Les colonnes et les pilastres sont de marbre, les bases, et les chapiteaux de bronze doré au feu, les trophées, des dépouilles de lion qui couronnent les cintres des croisées de même matière comme les grosses roses, qui sont dedans le compartiment de dessous, dont les quatre massifs de milieu sont pratiqués des niches revêtues de marbre, où sont placées quatre figures antiques, et les deux extrémités pareillement décorées de deux autres statues antiques sur des piédestaux saillants entre les colonnes, qui soutiennent les grandes arcades par lesquelles on passe dans les appartements ; celles de symétrie aux ouvertures du côté du parterre sont remplies entièrement de grandes glaces enchâssées par des filets de bronze lesquelles, par leurs réflexions, représentent une double galerie, comme tous les sujets : ce qui forme un spectacle des plus superbes qui se puisse voir et, surtout, lorsque le roi attendu de toute la cour, pour se rendre aux actes de religion, il semble que ce soit un double monde qui l’environne.
Nous voici à la fin de ce grand ouvrage, chose presque incroyable, qui a été fait généralement en toutes choses en moins de quatre années.

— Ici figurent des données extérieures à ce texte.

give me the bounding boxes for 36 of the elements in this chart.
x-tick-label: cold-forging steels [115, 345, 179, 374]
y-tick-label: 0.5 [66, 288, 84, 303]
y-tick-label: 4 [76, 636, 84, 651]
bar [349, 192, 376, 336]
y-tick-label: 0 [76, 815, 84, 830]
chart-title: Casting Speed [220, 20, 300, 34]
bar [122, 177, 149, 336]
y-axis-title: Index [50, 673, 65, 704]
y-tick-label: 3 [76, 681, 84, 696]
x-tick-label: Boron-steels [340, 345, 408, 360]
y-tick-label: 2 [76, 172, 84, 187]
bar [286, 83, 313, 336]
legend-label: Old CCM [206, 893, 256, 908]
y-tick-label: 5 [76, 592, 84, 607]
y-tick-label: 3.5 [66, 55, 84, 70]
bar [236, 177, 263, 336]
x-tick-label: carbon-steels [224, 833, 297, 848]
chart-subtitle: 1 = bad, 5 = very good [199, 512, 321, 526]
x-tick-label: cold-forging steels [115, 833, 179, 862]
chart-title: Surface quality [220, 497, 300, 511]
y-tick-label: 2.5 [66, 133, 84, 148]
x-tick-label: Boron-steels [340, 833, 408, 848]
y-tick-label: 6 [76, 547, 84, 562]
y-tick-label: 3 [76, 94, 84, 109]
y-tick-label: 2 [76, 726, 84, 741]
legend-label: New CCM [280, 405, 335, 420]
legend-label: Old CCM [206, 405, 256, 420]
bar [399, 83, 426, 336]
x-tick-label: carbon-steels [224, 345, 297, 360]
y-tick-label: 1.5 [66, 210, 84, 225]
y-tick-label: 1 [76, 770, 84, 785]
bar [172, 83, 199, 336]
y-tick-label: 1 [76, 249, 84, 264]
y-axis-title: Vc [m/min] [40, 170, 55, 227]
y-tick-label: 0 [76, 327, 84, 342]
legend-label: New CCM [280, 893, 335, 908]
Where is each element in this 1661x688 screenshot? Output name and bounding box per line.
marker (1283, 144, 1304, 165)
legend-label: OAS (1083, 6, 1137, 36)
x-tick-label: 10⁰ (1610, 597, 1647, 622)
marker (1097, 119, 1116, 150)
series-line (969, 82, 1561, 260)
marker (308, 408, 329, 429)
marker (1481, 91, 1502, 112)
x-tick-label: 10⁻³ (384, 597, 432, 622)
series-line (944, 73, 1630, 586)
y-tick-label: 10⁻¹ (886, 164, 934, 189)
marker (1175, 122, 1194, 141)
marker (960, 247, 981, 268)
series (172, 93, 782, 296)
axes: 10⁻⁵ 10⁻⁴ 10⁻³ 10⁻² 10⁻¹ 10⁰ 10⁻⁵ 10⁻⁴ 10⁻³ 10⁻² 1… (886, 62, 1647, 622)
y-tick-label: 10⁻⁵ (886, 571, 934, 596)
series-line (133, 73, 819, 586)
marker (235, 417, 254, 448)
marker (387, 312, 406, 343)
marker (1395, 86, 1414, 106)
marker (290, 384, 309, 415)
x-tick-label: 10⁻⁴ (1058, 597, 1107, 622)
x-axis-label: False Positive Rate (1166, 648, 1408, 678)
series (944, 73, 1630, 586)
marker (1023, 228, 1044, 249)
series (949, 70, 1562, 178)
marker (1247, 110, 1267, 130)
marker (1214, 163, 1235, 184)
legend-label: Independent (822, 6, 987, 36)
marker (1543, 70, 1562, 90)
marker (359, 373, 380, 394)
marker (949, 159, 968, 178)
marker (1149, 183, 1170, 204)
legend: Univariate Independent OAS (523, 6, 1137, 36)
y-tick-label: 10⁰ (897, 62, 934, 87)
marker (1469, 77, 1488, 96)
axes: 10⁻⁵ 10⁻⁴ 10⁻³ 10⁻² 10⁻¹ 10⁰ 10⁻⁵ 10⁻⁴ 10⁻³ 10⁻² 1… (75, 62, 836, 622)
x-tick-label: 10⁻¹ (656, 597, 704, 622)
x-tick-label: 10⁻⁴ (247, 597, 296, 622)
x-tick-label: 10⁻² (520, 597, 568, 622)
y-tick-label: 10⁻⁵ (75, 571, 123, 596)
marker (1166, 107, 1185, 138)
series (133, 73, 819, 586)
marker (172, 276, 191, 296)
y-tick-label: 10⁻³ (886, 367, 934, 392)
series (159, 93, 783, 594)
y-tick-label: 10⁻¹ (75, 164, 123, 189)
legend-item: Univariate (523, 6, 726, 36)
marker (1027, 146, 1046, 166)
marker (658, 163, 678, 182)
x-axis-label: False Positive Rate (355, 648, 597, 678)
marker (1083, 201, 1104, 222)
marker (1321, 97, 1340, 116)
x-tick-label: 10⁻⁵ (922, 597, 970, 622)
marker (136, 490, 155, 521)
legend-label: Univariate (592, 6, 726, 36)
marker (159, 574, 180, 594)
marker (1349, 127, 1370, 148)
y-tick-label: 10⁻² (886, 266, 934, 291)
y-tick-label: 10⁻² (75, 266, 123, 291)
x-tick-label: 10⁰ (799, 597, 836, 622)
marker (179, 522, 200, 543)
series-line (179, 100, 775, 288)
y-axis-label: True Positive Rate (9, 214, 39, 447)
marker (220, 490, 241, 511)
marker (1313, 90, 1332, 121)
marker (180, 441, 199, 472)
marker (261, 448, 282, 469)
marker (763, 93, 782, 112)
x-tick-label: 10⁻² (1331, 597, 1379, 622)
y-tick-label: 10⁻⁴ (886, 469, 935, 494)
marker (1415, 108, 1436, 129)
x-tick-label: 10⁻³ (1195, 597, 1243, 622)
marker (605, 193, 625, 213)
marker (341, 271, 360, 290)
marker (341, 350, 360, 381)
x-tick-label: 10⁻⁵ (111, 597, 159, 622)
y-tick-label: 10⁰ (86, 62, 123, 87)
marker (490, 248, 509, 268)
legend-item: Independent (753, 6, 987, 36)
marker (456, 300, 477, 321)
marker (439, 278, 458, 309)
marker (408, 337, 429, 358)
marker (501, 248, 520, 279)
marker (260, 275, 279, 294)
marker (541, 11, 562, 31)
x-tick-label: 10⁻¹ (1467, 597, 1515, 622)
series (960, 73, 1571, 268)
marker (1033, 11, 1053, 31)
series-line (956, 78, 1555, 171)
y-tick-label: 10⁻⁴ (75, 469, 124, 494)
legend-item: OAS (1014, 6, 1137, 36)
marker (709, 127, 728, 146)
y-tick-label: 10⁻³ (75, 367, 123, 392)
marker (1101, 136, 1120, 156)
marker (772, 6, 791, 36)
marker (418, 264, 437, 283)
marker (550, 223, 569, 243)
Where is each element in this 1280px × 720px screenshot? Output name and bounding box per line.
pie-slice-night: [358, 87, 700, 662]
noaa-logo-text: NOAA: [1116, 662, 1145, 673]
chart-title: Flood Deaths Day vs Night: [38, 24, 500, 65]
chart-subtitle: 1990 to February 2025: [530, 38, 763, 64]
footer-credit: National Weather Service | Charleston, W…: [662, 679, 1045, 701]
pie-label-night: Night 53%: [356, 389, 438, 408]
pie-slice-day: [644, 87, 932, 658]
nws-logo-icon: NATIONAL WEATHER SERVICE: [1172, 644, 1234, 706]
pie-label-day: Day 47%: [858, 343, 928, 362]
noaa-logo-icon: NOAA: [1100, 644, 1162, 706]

Ce ne fut pas sans crainte tant de la part de Sa Majesté, que de celle de M. Colbert dans son commencement, lesquels demandant à M. Le Brun quel âge il avait, marquèrent qu’il serait bien fâcheux, si un tel ouvrage, dont personne n’avait les lumières ni la clef, venait à être interrompu par la mort de son auteur. Mais le bonheur de Louis quatorze, qui est comme l’âme qui anime tout ce qui est entrepris dans ses États, est comme la cause par le vouloir divin que ce labeur / fol. 256 / a été mis dans l’état qu’il se voit à présent, pouvant dire, que ces pressentiments étaient indices de la fin de l’auteur, qui n’a guère survécu, après la fin de ce grand ouvrage.
Si on s’aperçoit dans les faibles descriptions de quelques idées, qui se rapportent avec M. Le Brun, et que l’on y puisse découvrir une consommation profonde de lecture des pensées physiques et allégorique ; on pourra encore remarquer dans ce qu’il a fait ensuite, comme ci-devant, des méditations très particulières sur la religion, et on peut dire, que ce grand homme sentant approcher sa fin par de certains pressentiments secrets, n’avait point d’autre occupation, et de joie, que de goûter le repos tranquille ; mais fructifiant à l’égard de la nourriture spirituelle, qu’en faisant lire actuellement l’Écriture sainte, et les saints Pères, pour goûter ces éléments purs, dans lesquels il avait puisé de si nobles, et hautes idées.